Già l’Agricola Ferraris produceva Ruchè in tre versioni,  l’Opera prima, un Ruchè d’invecchiamento,  fiore all’occhiello della produzione, Clàsic, una selezione, e Bric d’Bianc, di più facile beva. Con la Vigna del parroco Ferraris vuole riportare in auge il tradizionale rosso di Don Cauda, vuole farne un marchio a parte, esaltare l’unico cru riconosciuto sul territorio, quasi come un prodotto eterno, punto di riferimento storico e attuale del vino.  Così, il nuovo, antico Ruchè, è appena uscito in veste rinnovata, con quel nome e quell’emblema, ma ripensati secondo uno stile contemporaneo. Come lo stesso vino, che mantiene intatte le migliori caratteristiche di piacevolezza, carattere ed estrema eleganza.
Ruchè di Castagnole Monferrato Docg, Vigna del parroco 2014, 15 € la bottiglia. Prodotto da Agricola Ferraris, S. P. 14, loc. Rivi 7, Castagnole Monferrato (At), tel. 0141.292202, www.ferrarisagricola.com.
Tutto risulta piuttosto anomalo quando si parla di Caiarossa. Il nome. Che vuol dire? È un richiamo al rosso intenso dei terreni, caratterizzati dalla presenza di diaspro, rocce e ghiaia; e a Gaia, madre degli dei dell’Olimpo e dea della fertilità. Il luogo. La Val di Cecina, non esattamente rinomata per i suoi vini. I metodi. Biodinamico per l’agricoltura; geodinamico e Feng Shui per il progetto della cantina. La proprietà.

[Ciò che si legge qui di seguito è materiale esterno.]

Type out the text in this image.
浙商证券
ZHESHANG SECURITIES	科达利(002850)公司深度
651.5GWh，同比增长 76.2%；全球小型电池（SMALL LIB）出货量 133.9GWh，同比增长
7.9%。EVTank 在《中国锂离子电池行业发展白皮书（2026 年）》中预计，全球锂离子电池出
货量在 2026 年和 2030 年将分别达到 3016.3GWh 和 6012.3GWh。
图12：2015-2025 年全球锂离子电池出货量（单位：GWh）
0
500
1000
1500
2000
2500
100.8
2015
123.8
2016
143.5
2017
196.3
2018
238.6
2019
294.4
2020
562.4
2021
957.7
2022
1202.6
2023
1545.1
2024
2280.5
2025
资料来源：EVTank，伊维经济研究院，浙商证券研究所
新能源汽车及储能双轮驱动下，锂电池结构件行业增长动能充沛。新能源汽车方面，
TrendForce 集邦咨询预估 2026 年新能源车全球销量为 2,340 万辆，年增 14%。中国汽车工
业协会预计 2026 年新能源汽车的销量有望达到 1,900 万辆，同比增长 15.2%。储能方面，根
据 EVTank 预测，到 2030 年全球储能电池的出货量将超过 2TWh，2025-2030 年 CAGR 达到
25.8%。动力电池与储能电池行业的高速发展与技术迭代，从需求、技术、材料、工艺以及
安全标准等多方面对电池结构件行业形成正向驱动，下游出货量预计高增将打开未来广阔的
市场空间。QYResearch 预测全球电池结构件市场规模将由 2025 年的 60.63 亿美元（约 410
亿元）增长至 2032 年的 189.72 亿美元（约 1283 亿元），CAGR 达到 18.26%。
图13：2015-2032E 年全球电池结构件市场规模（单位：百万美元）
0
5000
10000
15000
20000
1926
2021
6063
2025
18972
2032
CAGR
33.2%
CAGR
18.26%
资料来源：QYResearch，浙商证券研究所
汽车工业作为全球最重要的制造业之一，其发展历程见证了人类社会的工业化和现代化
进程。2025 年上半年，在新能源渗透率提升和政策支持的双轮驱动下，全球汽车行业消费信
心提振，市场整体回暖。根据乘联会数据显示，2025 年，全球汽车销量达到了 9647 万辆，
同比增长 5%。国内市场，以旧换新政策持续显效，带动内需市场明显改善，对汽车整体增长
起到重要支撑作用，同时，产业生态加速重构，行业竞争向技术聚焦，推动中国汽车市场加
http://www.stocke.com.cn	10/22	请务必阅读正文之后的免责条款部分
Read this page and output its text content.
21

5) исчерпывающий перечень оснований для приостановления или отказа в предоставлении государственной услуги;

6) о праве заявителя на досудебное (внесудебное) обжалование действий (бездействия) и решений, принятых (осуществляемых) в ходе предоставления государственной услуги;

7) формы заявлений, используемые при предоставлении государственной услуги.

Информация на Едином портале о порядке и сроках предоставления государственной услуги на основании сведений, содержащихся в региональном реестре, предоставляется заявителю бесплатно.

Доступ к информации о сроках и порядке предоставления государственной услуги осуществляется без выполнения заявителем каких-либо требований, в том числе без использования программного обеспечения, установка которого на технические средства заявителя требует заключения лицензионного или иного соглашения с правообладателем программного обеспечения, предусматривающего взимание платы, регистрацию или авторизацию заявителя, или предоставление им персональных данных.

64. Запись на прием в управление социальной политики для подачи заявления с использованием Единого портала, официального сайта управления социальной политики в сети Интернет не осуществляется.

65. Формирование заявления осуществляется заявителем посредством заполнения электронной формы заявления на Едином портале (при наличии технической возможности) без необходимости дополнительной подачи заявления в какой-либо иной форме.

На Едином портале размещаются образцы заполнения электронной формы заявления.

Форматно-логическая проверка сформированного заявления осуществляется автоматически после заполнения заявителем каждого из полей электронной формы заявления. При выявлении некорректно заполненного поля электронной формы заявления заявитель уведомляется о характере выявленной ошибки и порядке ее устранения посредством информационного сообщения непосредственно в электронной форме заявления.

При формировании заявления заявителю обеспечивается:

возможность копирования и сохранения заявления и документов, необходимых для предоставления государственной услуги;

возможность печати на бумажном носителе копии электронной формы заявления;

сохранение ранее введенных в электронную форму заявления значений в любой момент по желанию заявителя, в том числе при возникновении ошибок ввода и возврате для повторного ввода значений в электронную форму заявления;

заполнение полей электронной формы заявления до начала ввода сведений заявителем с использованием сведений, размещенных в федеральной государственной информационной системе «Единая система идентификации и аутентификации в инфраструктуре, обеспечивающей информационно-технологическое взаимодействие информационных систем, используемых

Toscana? No francese, con un olandese, Eric Albada Jelgersma alla guida, forte anche dell’esperienza proprietaria di due châteaux nel Margaux, i Grands Crus Classés Château Giscours e Château du Tertre. I vitigni. Sangiovese? Poco, qui trionfano gli internazionali, in prevalenza quelli d’Oltralpe: cabernet franc e sauvignon, merlot, petit verdot, syrah, alicante per i rossi; chardonnay, viognier e petit manseng per i bianchi.
La cantina, circondata dai vigneti, è appoggiata sul versante sud-ovest di una collina. Il clima non è mai eccessivamente caldo, grazie all’altura e alla brezza marina che vi spira. Vendemmia rigorosamente manuale, in cassette: da settembre a novembre, quando l’ultima uva, quella del petit manseng, viene raccolta dopo l’appassimento in pianta; darà luogo a un vino da vendemmia tardiva straordinario, chiamato Oro di Caiarossa: perfetto con Gorgonzola a due paste (piccante) e Roquefort. Ma è l’unico vino manovarietale, gli altri sono quasi tutti un mosaico di vitigni, vinificati parcella per parcella e ricomposti in assemblaggi difficili, ma ben studiati per risultare armonici.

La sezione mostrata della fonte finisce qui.